Протирая маслом, издававшим слабый запах лимона, плоскую поверхность широкой крышки, мастер Уолтер продолжал:
— Старательность и мастерство, ребята, старательность и мастерство — вот в чем секрет. Каждую часть плотно пригнать к соседней, хорошо приклеить, прочно соединить шурупами, чтобы нигде ни малейшей щелочки — вот и получается хорошая работа. Старательно, с умом подобрать материал, чтобы на составных частях совпадал рисунок дерева, выровнять все и отшкурить, а потом отполировать, покрыть воском, лаком или шеллаком до получения идеальной поверхности — и у вас будет прекрасная работа. Но рисунок вещи, ее замысел — именно это превращает работу в искусство. Ну ладно. Ты, Том, берись за передний конец, а Гарри возьмется сзади. Там будет лестница, но вы парни здоровые, не надорветесь. Да и вообще, у столяра-краснодеревщика должны быть хорошие мускулы, так что размяться вам даже полезно.

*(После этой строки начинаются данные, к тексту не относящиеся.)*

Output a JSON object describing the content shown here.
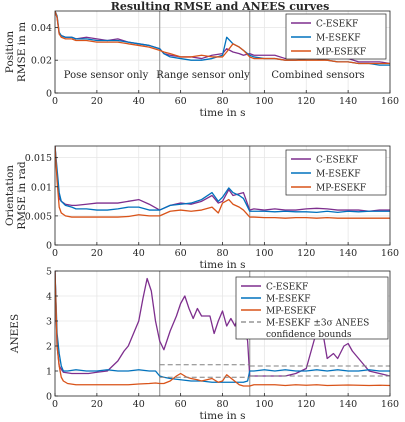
{
  "figure": {
    "title": "Resulting RMSE and ANEES curves"
  },
  "colors": {
    "C-ESEKF": "#7e2f8e",
    "M-ESEKF": "#0072bd",
    "MP-ESEKF": "#d95319",
    "bound": "#808080",
    "divider": "#a0a0a0"
  },
  "chart_data": [
    {
      "type": "line",
      "xlabel": "time in s",
      "ylabel": [
        "Position",
        "RMSE in m"
      ],
      "xlim": [
        0,
        160
      ],
      "ylim": [
        0,
        0.05
      ],
      "xticks": [
        0,
        20,
        40,
        60,
        80,
        100,
        120,
        140,
        160
      ],
      "yticks": [
        0,
        0.02,
        0.04
      ],
      "ytick_labels": [
        "0",
        "0.02",
        "0.04"
      ],
      "grid": true,
      "legend_position": "top-right",
      "dividers_x": [
        50,
        93
      ],
      "annotations": [
        {
          "text": "Pose sensor only",
          "x": 25,
          "y": 0.009
        },
        {
          "text": "Range sensor only",
          "x": 72,
          "y": 0.009
        },
        {
          "text": "Combined sensors",
          "x": 126,
          "y": 0.009
        }
      ],
      "series": [
        {
          "name": "C-ESEKF",
          "x": [
            0,
            1,
            2,
            3,
            5,
            8,
            10,
            15,
            20,
            25,
            30,
            35,
            40,
            45,
            50,
            52,
            55,
            60,
            65,
            70,
            75,
            80,
            82,
            85,
            88,
            90,
            93,
            95,
            100,
            105,
            110,
            115,
            120,
            125,
            130,
            135,
            140,
            145,
            150,
            155,
            160
          ],
          "y": [
            0.052,
            0.046,
            0.036,
            0.035,
            0.034,
            0.034,
            0.033,
            0.034,
            0.033,
            0.032,
            0.033,
            0.031,
            0.03,
            0.029,
            0.027,
            0.024,
            0.023,
            0.022,
            0.022,
            0.021,
            0.023,
            0.024,
            0.027,
            0.025,
            0.024,
            0.023,
            0.024,
            0.023,
            0.023,
            0.023,
            0.021,
            0.023,
            0.024,
            0.026,
            0.025,
            0.023,
            0.021,
            0.019,
            0.019,
            0.019,
            0.018
          ]
        },
        {
          "name": "M-ESEKF",
          "x": [
            0,
            1,
            2,
            3,
            5,
            8,
            10,
            15,
            20,
            25,
            30,
            35,
            40,
            45,
            50,
            52,
            55,
            60,
            65,
            70,
            75,
            80,
            82,
            85,
            88,
            90,
            93,
            95,
            100,
            105,
            110,
            115,
            120,
            125,
            130,
            135,
            140,
            145,
            150,
            155,
            160
          ],
          "y": [
            0.055,
            0.047,
            0.037,
            0.035,
            0.034,
            0.034,
            0.033,
            0.033,
            0.032,
            0.032,
            0.032,
            0.031,
            0.03,
            0.029,
            0.027,
            0.024,
            0.022,
            0.021,
            0.02,
            0.02,
            0.021,
            0.023,
            0.034,
            0.03,
            0.028,
            0.026,
            0.023,
            0.022,
            0.021,
            0.021,
            0.02,
            0.02,
            0.021,
            0.021,
            0.02,
            0.019,
            0.019,
            0.018,
            0.018,
            0.017,
            0.017
          ]
        },
        {
          "name": "MP-ESEKF",
          "x": [
            0,
            1,
            2,
            3,
            5,
            8,
            10,
            15,
            20,
            25,
            30,
            35,
            40,
            45,
            50,
            52,
            55,
            60,
            65,
            70,
            75,
            80,
            82,
            85,
            88,
            90,
            93,
            95,
            100,
            105,
            110,
            115,
            120,
            125,
            130,
            135,
            140,
            145,
            150,
            155,
            160
          ],
          "y": [
            0.054,
            0.046,
            0.036,
            0.034,
            0.033,
            0.033,
            0.032,
            0.032,
            0.031,
            0.031,
            0.031,
            0.03,
            0.029,
            0.028,
            0.026,
            0.025,
            0.024,
            0.022,
            0.022,
            0.023,
            0.022,
            0.022,
            0.025,
            0.03,
            0.028,
            0.026,
            0.022,
            0.021,
            0.021,
            0.021,
            0.02,
            0.02,
            0.02,
            0.02,
            0.02,
            0.019,
            0.019,
            0.018,
            0.018,
            0.018,
            0.018
          ]
        }
      ]
    },
    {
      "type": "line",
      "xlabel": "time in s",
      "ylabel": [
        "Orientation",
        "RMSE in rad"
      ],
      "xlim": [
        0,
        160
      ],
      "ylim": [
        0,
        0.017
      ],
      "xticks": [
        0,
        20,
        40,
        60,
        80,
        100,
        120,
        140,
        160
      ],
      "yticks": [
        0,
        0.005,
        0.01,
        0.015
      ],
      "ytick_labels": [
        "0",
        "0.005",
        "0.01",
        "0.015"
      ],
      "grid": true,
      "legend_position": "top-right",
      "dividers_x": [
        50,
        93
      ],
      "series": [
        {
          "name": "C-ESEKF",
          "x": [
            0,
            1,
            2,
            3,
            5,
            8,
            10,
            15,
            20,
            25,
            30,
            35,
            40,
            45,
            50,
            55,
            60,
            65,
            70,
            75,
            78,
            80,
            83,
            85,
            88,
            90,
            93,
            95,
            100,
            105,
            110,
            115,
            120,
            125,
            130,
            135,
            140,
            145,
            150,
            155,
            160
          ],
          "y": [
            0.017,
            0.012,
            0.008,
            0.0075,
            0.007,
            0.0068,
            0.0068,
            0.007,
            0.0072,
            0.0072,
            0.0072,
            0.0075,
            0.0078,
            0.007,
            0.006,
            0.0068,
            0.0072,
            0.007,
            0.0075,
            0.0085,
            0.0072,
            0.0075,
            0.0095,
            0.0085,
            0.0088,
            0.009,
            0.006,
            0.0062,
            0.006,
            0.0062,
            0.006,
            0.006,
            0.0062,
            0.0063,
            0.0062,
            0.006,
            0.006,
            0.006,
            0.0058,
            0.006,
            0.006
          ]
        },
        {
          "name": "M-ESEKF",
          "x": [
            0,
            1,
            2,
            3,
            5,
            8,
            10,
            15,
            20,
            25,
            30,
            35,
            40,
            45,
            50,
            55,
            60,
            65,
            70,
            75,
            78,
            80,
            83,
            85,
            88,
            90,
            93,
            95,
            100,
            105,
            110,
            115,
            120,
            125,
            130,
            135,
            140,
            145,
            150,
            155,
            160
          ],
          "y": [
            0.017,
            0.013,
            0.009,
            0.0075,
            0.0068,
            0.0065,
            0.0062,
            0.0062,
            0.006,
            0.006,
            0.0062,
            0.0065,
            0.0065,
            0.006,
            0.006,
            0.0068,
            0.007,
            0.0072,
            0.0078,
            0.009,
            0.0075,
            0.0082,
            0.0098,
            0.009,
            0.0085,
            0.008,
            0.0058,
            0.0058,
            0.0058,
            0.0057,
            0.0058,
            0.0057,
            0.0057,
            0.0056,
            0.0058,
            0.0056,
            0.0058,
            0.0057,
            0.0058,
            0.0058,
            0.0058
          ]
        },
        {
          "name": "MP-ESEKF",
          "x": [
            0,
            1,
            2,
            3,
            5,
            8,
            10,
            15,
            20,
            25,
            30,
            35,
            40,
            45,
            50,
            55,
            60,
            65,
            70,
            75,
            78,
            80,
            83,
            85,
            88,
            90,
            93,
            95,
            100,
            105,
            110,
            115,
            120,
            125,
            130,
            135,
            140,
            145,
            150,
            155,
            160
          ],
          "y": [
            0.017,
            0.011,
            0.0065,
            0.0055,
            0.005,
            0.0048,
            0.0048,
            0.0048,
            0.0048,
            0.0048,
            0.0048,
            0.0049,
            0.0052,
            0.005,
            0.005,
            0.0058,
            0.006,
            0.0058,
            0.006,
            0.0065,
            0.0055,
            0.0072,
            0.0078,
            0.007,
            0.0065,
            0.006,
            0.0048,
            0.0048,
            0.0047,
            0.0047,
            0.0046,
            0.0047,
            0.0047,
            0.0046,
            0.0047,
            0.0046,
            0.0046,
            0.0046,
            0.0046,
            0.0046,
            0.0046
          ]
        }
      ]
    },
    {
      "type": "line",
      "xlabel": "time in s",
      "ylabel": [
        "ANEES"
      ],
      "xlim": [
        0,
        160
      ],
      "ylim": [
        0,
        5
      ],
      "xticks": [
        0,
        20,
        40,
        60,
        80,
        100,
        120,
        140,
        160
      ],
      "yticks": [
        0,
        1,
        2,
        3,
        4,
        5
      ],
      "ytick_labels": [
        "0",
        "1",
        "2",
        "3",
        "4",
        "5"
      ],
      "grid": true,
      "legend_position": "top-right",
      "dividers_x": [
        50,
        93
      ],
      "confidence_bounds": {
        "name": "M-ESEKF ±3σ ANEES",
        "name2": "confidence bounds",
        "segments": [
          {
            "x": [
              50,
              93
            ],
            "y_upper": 1.25,
            "y_lower": 0.75
          },
          {
            "x": [
              93,
              160
            ],
            "y_upper": 1.2,
            "y_lower": 0.8
          }
        ]
      },
      "series": [
        {
          "name": "C-ESEKF",
          "x": [
            0,
            1,
            2,
            4,
            8,
            12,
            16,
            20,
            25,
            30,
            33,
            35,
            38,
            40,
            42,
            44,
            46,
            48,
            50,
            52,
            55,
            58,
            60,
            62,
            64,
            66,
            68,
            70,
            72,
            74,
            76,
            78,
            80,
            82,
            84,
            86,
            88,
            90,
            92,
            93,
            95,
            100,
            105,
            110,
            115,
            120,
            124,
            126,
            128,
            130,
            133,
            135,
            138,
            140,
            142,
            145,
            150,
            155,
            160
          ],
          "y": [
            5,
            2.0,
            1.2,
            0.95,
            0.9,
            0.9,
            0.9,
            0.95,
            1.0,
            1.4,
            1.8,
            2.0,
            2.6,
            3.0,
            3.9,
            4.7,
            4.2,
            3.0,
            2.2,
            1.85,
            2.6,
            3.2,
            3.7,
            4.0,
            3.5,
            3.1,
            3.5,
            3.2,
            3.2,
            3.2,
            2.5,
            3.0,
            3.4,
            2.8,
            3.1,
            2.8,
            3.4,
            2.9,
            2.2,
            0.8,
            0.8,
            0.8,
            0.8,
            0.8,
            0.9,
            1.1,
            2.3,
            3.0,
            2.5,
            1.5,
            1.7,
            1.5,
            2.0,
            2.1,
            1.8,
            1.5,
            1.0,
            0.9,
            0.8
          ]
        },
        {
          "name": "M-ESEKF",
          "x": [
            0,
            1,
            2,
            3,
            4,
            6,
            10,
            15,
            20,
            25,
            30,
            35,
            40,
            45,
            48,
            50,
            52,
            55,
            60,
            65,
            70,
            75,
            80,
            85,
            90,
            92,
            93,
            95,
            100,
            105,
            110,
            115,
            120,
            125,
            130,
            135,
            140,
            145,
            150,
            155,
            160
          ],
          "y": [
            5,
            2.5,
            1.7,
            1.2,
            1.0,
            1.0,
            1.05,
            1.0,
            1.0,
            1.05,
            1.0,
            1.0,
            1.05,
            1.0,
            1.0,
            0.8,
            0.75,
            0.7,
            0.65,
            0.6,
            0.6,
            0.55,
            0.55,
            0.55,
            0.55,
            0.6,
            1.0,
            1.0,
            1.05,
            1.0,
            1.05,
            1.0,
            1.0,
            1.05,
            1.0,
            1.05,
            1.0,
            1.0,
            1.05,
            1.0,
            1.0
          ]
        },
        {
          "name": "MP-ESEKF",
          "x": [
            0,
            1,
            2,
            3,
            4,
            6,
            10,
            15,
            20,
            25,
            30,
            35,
            40,
            45,
            48,
            50,
            52,
            55,
            58,
            60,
            63,
            65,
            68,
            70,
            75,
            78,
            80,
            82,
            85,
            88,
            90,
            93,
            95,
            100,
            105,
            110,
            115,
            120,
            125,
            130,
            135,
            140,
            145,
            150,
            155,
            160
          ],
          "y": [
            5,
            2.0,
            1.2,
            0.75,
            0.6,
            0.5,
            0.45,
            0.45,
            0.45,
            0.45,
            0.45,
            0.45,
            0.48,
            0.5,
            0.52,
            0.5,
            0.5,
            0.6,
            0.8,
            0.9,
            0.75,
            0.7,
            0.65,
            0.6,
            0.7,
            0.55,
            0.6,
            0.85,
            0.65,
            0.45,
            0.4,
            0.4,
            0.45,
            0.45,
            0.45,
            0.42,
            0.45,
            0.43,
            0.45,
            0.42,
            0.43,
            0.44,
            0.43,
            0.42,
            0.43,
            0.42
          ]
        }
      ]
    }
  ]
}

Ученики послушно взялись, как им было указано, и потянули вещь вверх.
Носили они ее и раньше, так что знали, сколько она весит.
Однако сооружение из великолепно отполированного орехового дерева почти не шевельнулось.
— Эй, в чем там дело? — всполошился мастер Уолтер. — Вы же чуть его не уронили!
— Он почему-то тяжелый, мастер, — встревоженно произнес Том.
— Там что-то есть.
— Там что-то есть? Как так?
Мастер Уолтер подошел поближе и приподнял крышку. И чуть не уронил ее.
— Господи милостивый!
В пораженной тишине четверо краснодеревщиков смотрели на то, что лежало внутри.
Первым смог нарушить молчание подмастерье Генри.
— Мертвец.
Да уж, сомневаться не приходилось. Труп, самый что ни на есть труп.
Глазницы запали, кожа приобрела восковой блеск. Этот человек умер, и умер, если можно так выразиться, надежно, с концами.
А для довершения жуткого впечатления лежащее перед ними голое тело — буквально все, от макушки до кончиков пальцев ног, — имело темно-синий, почти индиговый, цвет.
Мастер Уолтер справился, наконец, со своим дыханием. Волна возмущения сменила начальные чувства удивления и ужаса.
— Но ему же здесь не место! Он не имеет права! Никакого права!
— Я думаю, что это не его вина, — осторожно вмешался Генри. — Не сам же он сюда залез.
— Нет. — Мастер Уолтер сумел взять себя в руки. — Нет, конечно же, нет. Но только очень неожиданно найти труп в таком месте.
Несмотря на ужас происходящего, ученик Том с большим трудом сдержал смешок.
И правда, может ли найтись для покойника более естественное место, нежели гроб?
Даже самые преданные своей работе люди время от времени хотят отдохнуть и берут отпуск; лорд Дарси, главный следователь Его Королевского Высочества принца Ричарда, герцога Нормандского, не был исключением. Он не просто любил свою работу, он предпочитал ее всем другим занятиям. Его проницательный ум наслаждался решением задач, по самой природе этой работы постоянно перед ним возникающими. Тем не менее, он понимал, что ум, имеющий перед собой лишь один, постоянный предмет, быстро тупеет — да и просто приятно иногда отвлечься.